The NeuroBioBank Whole-Genome Catalog: Sequencing from human brain donors with central nervous system disorders

Central nervous system diseases are a prevailing cause of morbidity and mortality worldwide, and are influenced by environmental and biological factors including genetic risk. Here we generated genome-wide genetic data on a large cohort of brain tissue donors with in-depth clinical and neuropathological phenotyping, allowing for broad investigations into the risk and mechanisms of these neurological, neurodevelopmental, and psychiatric conditions. This resource consists of 9,663 donors with array-based genotyping and 9,543 donors with whole-genome sequencing completed. The clinical diagnoses of these donors include 148 central nervous system diseases clustered in 15 broad categories by ICD-10 coding. These donors were collected by six repositories comprising the NIH NeuroBioBank, with an average participant age of 60 years. While primarily older individuals of European descent, the cohort also contains younger donors and individuals from non-European backgrounds.
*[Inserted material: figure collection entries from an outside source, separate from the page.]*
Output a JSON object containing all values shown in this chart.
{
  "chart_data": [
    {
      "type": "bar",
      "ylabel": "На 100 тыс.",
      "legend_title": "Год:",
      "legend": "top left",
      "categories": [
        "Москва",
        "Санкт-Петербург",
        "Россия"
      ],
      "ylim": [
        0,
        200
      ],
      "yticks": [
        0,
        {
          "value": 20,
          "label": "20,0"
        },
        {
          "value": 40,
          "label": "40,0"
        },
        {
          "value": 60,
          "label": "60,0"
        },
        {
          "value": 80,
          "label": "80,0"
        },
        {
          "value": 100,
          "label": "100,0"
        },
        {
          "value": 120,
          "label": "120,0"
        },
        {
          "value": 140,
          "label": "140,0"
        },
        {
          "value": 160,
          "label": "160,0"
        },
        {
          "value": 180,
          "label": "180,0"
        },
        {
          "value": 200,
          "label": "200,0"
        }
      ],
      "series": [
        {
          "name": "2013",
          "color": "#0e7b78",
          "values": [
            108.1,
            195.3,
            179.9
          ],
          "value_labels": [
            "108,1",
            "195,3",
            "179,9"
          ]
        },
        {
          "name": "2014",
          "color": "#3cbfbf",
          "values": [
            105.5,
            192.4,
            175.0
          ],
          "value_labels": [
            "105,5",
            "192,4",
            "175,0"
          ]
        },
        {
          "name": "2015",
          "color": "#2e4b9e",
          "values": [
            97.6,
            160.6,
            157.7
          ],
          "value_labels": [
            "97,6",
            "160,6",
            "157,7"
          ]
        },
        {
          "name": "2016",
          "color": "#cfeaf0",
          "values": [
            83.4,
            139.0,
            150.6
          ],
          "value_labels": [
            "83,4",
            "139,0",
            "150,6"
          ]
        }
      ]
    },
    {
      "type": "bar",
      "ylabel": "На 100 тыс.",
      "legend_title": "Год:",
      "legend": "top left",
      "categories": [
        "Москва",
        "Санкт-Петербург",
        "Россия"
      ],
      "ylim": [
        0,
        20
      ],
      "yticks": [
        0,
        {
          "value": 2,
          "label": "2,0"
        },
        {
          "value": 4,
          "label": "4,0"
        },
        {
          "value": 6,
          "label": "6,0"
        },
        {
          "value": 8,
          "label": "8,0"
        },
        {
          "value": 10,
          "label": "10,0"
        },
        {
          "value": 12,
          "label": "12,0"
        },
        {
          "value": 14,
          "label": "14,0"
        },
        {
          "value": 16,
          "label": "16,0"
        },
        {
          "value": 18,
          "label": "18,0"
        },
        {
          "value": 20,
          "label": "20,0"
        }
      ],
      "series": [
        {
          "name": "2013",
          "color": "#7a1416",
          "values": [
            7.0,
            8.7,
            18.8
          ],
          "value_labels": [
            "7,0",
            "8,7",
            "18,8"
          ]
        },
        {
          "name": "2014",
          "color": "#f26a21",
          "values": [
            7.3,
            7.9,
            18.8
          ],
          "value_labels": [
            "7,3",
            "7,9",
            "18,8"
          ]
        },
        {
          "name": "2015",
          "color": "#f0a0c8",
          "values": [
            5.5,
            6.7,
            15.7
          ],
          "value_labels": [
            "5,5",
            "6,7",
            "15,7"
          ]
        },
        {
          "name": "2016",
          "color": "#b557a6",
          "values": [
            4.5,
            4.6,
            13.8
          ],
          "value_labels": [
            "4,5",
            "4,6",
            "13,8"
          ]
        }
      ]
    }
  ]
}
Variants detected by Whole-Genome Sequencing (WGS) were called genome-wide and annotated to describe their functional impact, resulting in 171,121,209 unique mutations and 1,078,774 non-silent mutations. This whole-genome resource has been made available in the NIMH Data Archive (nda.nih.gov) and accompanying deep demographic and phenotypic descriptions are available at the NeuroBioBank Portal (neurobiobank.nih.gov). To illustrate an application of this resource, we replicated the strong association observed in previous studies between pathogenic CAG repeat expansions in the HTT gene with the clinical diagnosis of Huntington’s disease.